Maybe you’ve given these kind of questions a lot of thought, or maybe not. But you should, because you can have a powerful influence on your grandchildren. This is your chance to make a difference in the next generation, to leave behind something of lasting value for those you love. This can be one of your grandest roles as a grandparent.
Grandparents have a special window into a child’s heart. When a parent relates to his children, there is often a struggle for control going on under the surface. He’s the adult in charge, the disciplinarian, and it’s hard for a child to set aside that authoritative image.
But if you can get the child alone, away from her parent’s expectations, often she can relax. She’ll listen better and ask more thoughtful questions, like: “Grandpa, when Daddy was seven, was he like me?” “Did he have to clean up his plate?” Or maybe, “Why did Aunt Julie get divorced?”
She’s trying to learn about her world, including school, family, and relationships in general. With you, she may be more open to learn, and you can help shape her young mind.
Usually, you can’t plan these opportunities-they just happen. That’s why it’s good to spend lots of unstructured time with your grandchildren. You may teach something without even realizing it: something happens, you take an action, answer a question or explain something, and the child learns something new.

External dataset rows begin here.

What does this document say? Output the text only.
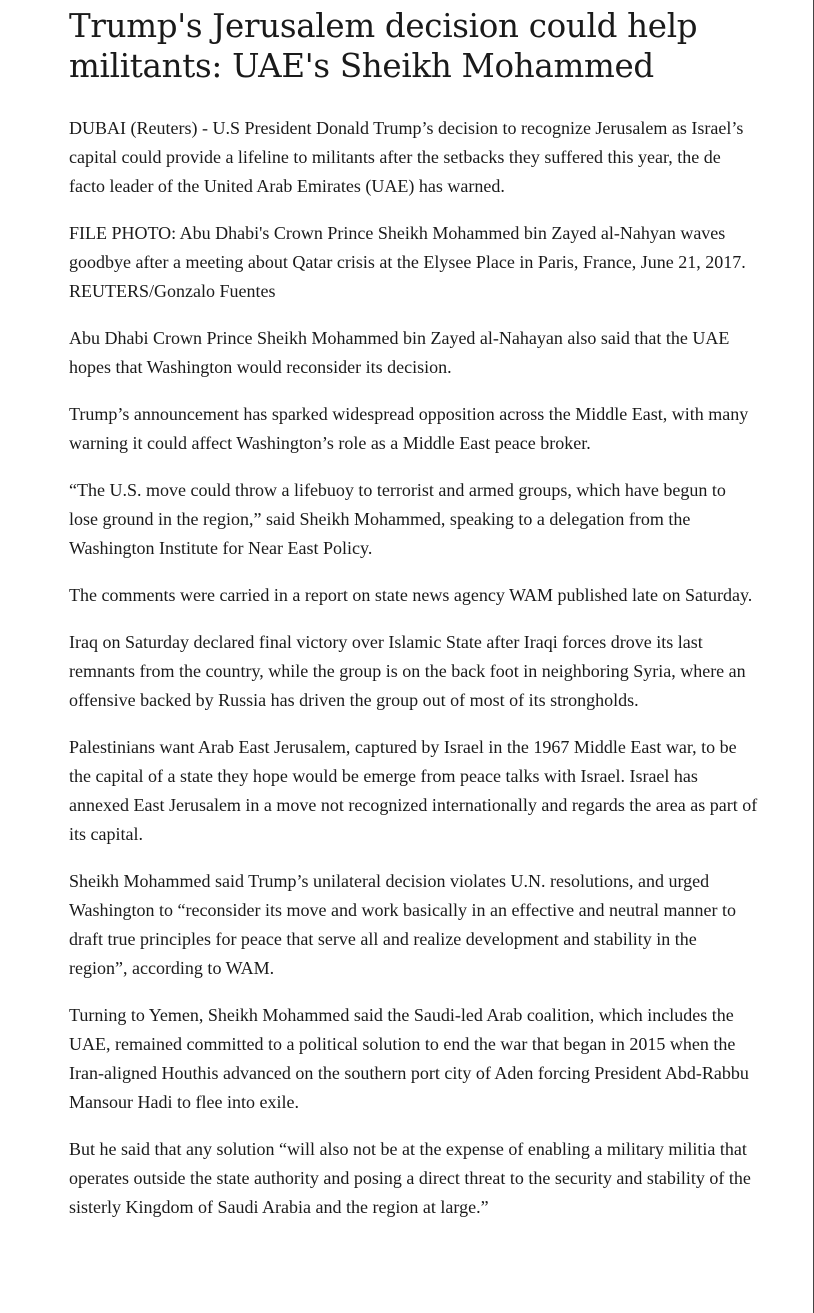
Trump's Jerusalem decision could help militants: UAE's Sheikh Mohammed

DUBAI (Reuters) - U.S President Donald Trump’s decision to recognize Jerusalem as Israel’s capital could provide a lifeline to militants after the setbacks they suffered this year, the de facto leader of the United Arab Emirates (UAE) has warned.

FILE PHOTO: Abu Dhabi's Crown Prince Sheikh Mohammed bin Zayed al-Nahyan waves goodbye after a meeting about Qatar crisis at the Elysee Place in Paris, France, June 21, 2017. REUTERS/Gonzalo Fuentes

Abu Dhabi Crown Prince Sheikh Mohammed bin Zayed al-Nahayan also said that the UAE hopes that Washington would reconsider its decision.

Trump’s announcement has sparked widespread opposition across the Middle East, with many warning it could affect Washington’s role as a Middle East peace broker.

“The U.S. move could throw a lifebuoy to terrorist and armed groups, which have begun to lose ground in the region,” said Sheikh Mohammed, speaking to a delegation from the Washington Institute for Near East Policy.

The comments were carried in a report on state news agency WAM published late on Saturday.

Iraq on Saturday declared final victory over Islamic State after Iraqi forces drove its last remnants from the country, while the group is on the back foot in neighboring Syria, where an offensive backed by Russia has driven the group out of most of its strongholds.

Palestinians want Arab East Jerusalem, captured by Israel in the 1967 Middle East war, to be the capital of a state they hope would be emerge from peace talks with Israel. Israel has annexed East Jerusalem in a move not recognized internationally and regards the area as part of its capital.

Sheikh Mohammed said Trump’s unilateral decision violates U.N. resolutions, and urged Washington to “reconsider its move and work basically in an effective and neutral manner to draft true principles for peace that serve all and realize development and stability in the region”, according to WAM.

Turning to Yemen, Sheikh Mohammed said the Saudi-led Arab coalition, which includes the UAE, remained committed to a political solution to end the war that began in 2015 when the Iran-aligned Houthis advanced on the southern port city of Aden forcing President Abd-Rabbu Mansour Hadi to flee into exile.

But he said that any solution “will also not be at the expense of enabling a military militia that operates outside the state authority and posing a direct threat to the security and stability of the sisterly Kingdom of Saudi Arabia and the region at large.”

Listen to your grandchild. This is important because you can never do enough cultivating your grandchild’s trust. Attentive listening communicates that you are interested in him, you consider him worthwhile as a person, and his ideas are worth your time and attention.
Also, when your teaching is guided by careful listening, there’s a much greater likelihood that what you’re teaching will be “on target” for him.
Tell Stories. You have lots of wisdom and life experience to draw from; you’ve seen a wide variety of events and changes. Even your mistakes have a positive purpose. Children can sense that you have knowledge about many different topics, and they’re eager to hear about it.
Many of your stories from life have valuable lessons attached to them. Your grandchildren will learn about perseverance, loyalty, hard work, patience, sacrifice, and on and on. If you were impressed and inspired by a particular president or other leader in history, tell your grandkids about that person and what about him appealed to you.
This isn’t to suggest that you preach at your grandchildren or subject them to lengthy lectures. Just tell your stories in a lively, engaging way, and let the story do the teaching. Ask lots of questions to get your grandkids thinking about the values involved in your stories: “Why do you suppose my father turned down that opportunity?” “What do you think you would have done?”
Are your actions backing up the qualities you’d like to see in your grandchildren? Do you miss the days when an adult’s word was his bond? What agreements or promises have you made to your grandchild, and how can you show her that it’s important to keep them? It’s one thing to talk about our values; it can be much more difficult to demonstrate them.
If you believe in a strong sense of family, make that clear by your words and actions. Is it important to you that the grandkids know their cousins, aunts and uncles? Extended family gatherings can be great learning and grounding times for a child. They get to watch other married couples interacting; they see and hear how different generations relate positively to one another.
What other values do you want your grandkids to pick up from you? A love for books? A positive attitude? A determination to never quit in the face of adversity? Compassion and service toward others? The ability to take care of one’s possessions?
You may be able to make a list pretty easily, but are you modeling those characteristics? How well do you take care of the old Buick or the lawn mower? How much time do you spend reading books that will improve you? How often do you stop to help someone who is in need? How do you handle it when someone treats you unfairly?
Children are natural observers, and they can learn powerful, lasting lessons from watching a grandparent go through life with dignity, selflessness and a childlike sense of wonder.